Eksplozja wstrząsnęła miastem. Policjanci zabili trzech napastników


Talibowie przyznali się do zdetonowania w Kabulu ciężarówki wypełnionej materiałami wybuchowymi. Potężny wybuch w poniedziałek nad ranem miał miejsce przed kompleksem wojskowo-mieszkalnym używanym głównie przez cudzoziemców. W powstałym zamieszaniu trzech napastników wdarło się do środka, ale zostali zabici.

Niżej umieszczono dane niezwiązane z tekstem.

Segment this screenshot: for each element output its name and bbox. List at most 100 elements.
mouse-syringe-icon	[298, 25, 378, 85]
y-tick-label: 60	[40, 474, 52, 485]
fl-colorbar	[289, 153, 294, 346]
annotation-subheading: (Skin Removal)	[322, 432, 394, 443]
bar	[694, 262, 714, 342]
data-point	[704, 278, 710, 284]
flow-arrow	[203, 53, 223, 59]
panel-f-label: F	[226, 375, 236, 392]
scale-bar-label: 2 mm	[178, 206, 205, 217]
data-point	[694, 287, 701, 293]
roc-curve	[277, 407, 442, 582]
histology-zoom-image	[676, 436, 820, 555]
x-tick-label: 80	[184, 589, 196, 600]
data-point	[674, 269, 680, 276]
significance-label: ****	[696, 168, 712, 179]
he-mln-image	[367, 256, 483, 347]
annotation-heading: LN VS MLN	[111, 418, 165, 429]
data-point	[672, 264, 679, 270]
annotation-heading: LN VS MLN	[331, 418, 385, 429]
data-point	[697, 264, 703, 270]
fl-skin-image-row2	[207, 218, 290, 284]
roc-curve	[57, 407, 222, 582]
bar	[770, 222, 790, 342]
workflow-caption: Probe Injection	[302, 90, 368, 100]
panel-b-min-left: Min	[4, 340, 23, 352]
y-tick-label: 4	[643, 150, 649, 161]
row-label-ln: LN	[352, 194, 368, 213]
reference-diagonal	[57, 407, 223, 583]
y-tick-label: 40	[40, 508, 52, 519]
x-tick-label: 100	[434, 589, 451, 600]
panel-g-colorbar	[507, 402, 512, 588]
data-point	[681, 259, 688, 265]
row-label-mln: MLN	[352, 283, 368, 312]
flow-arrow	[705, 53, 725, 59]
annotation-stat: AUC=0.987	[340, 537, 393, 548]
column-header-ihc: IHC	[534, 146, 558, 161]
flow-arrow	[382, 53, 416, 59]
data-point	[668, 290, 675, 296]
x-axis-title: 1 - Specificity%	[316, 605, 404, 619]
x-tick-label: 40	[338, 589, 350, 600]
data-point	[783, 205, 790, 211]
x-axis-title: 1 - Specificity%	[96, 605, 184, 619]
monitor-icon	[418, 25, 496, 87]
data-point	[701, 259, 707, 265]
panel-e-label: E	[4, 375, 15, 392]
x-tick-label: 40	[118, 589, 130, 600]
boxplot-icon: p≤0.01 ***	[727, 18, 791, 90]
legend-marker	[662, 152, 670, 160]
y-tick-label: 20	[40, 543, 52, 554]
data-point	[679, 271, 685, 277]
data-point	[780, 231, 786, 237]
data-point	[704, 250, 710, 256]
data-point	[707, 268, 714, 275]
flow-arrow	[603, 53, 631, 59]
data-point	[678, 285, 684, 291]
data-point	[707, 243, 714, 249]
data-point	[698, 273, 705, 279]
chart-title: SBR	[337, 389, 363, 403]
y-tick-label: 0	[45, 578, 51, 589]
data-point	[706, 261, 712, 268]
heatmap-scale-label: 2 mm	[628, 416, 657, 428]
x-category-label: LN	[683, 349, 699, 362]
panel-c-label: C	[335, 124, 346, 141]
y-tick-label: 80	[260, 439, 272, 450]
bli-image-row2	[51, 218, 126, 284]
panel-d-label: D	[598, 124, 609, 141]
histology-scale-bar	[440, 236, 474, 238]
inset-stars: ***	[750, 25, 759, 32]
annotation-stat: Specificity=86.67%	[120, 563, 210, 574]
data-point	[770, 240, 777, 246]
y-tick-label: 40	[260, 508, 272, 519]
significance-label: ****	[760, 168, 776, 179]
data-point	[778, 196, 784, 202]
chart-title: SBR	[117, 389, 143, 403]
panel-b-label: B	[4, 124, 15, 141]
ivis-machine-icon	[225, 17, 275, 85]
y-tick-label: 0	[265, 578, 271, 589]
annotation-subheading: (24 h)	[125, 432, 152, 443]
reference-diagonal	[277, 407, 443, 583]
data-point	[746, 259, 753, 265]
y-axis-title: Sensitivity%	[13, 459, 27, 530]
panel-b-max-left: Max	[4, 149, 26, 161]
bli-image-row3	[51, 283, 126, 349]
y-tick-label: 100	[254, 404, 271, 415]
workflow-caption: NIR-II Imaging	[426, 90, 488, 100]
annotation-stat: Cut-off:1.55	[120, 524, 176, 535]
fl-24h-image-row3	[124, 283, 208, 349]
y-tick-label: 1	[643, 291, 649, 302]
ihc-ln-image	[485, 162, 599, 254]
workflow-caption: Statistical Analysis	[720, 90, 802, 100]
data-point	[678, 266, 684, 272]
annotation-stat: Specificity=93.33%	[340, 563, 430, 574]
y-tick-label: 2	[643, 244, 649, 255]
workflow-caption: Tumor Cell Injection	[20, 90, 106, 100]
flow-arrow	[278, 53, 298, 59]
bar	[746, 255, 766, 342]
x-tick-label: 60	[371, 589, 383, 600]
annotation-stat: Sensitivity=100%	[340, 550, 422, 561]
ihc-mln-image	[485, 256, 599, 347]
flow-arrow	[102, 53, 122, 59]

Wybuch był tak silny, że w mieście nastąpiły przerwy w dostawach energii elektrycznej. Świadkowie widzieli na miejscu czterech napastników, którzy po eksplozji przedostali się na teren atakowanego obiektu. Potem okazało się jednak, że było ich trzech. Wszyscy zginęli w walce z policjantami. Zginął jeden funkcjonariusz. Według afgańskich służb bezpieczeństwa napastnicy byli uzbrojeni w broń maszynową i granaty. Bronili się na terenie Northgate Hotel, pilnie strzeżonego kompleksu mieszkalnego sąsiadującego z bazą Bagram na przedmieściach Kabulu. Kompleks wykorzystywany jest przez liczne zagraniczne organizacje cywilne i wojskowe.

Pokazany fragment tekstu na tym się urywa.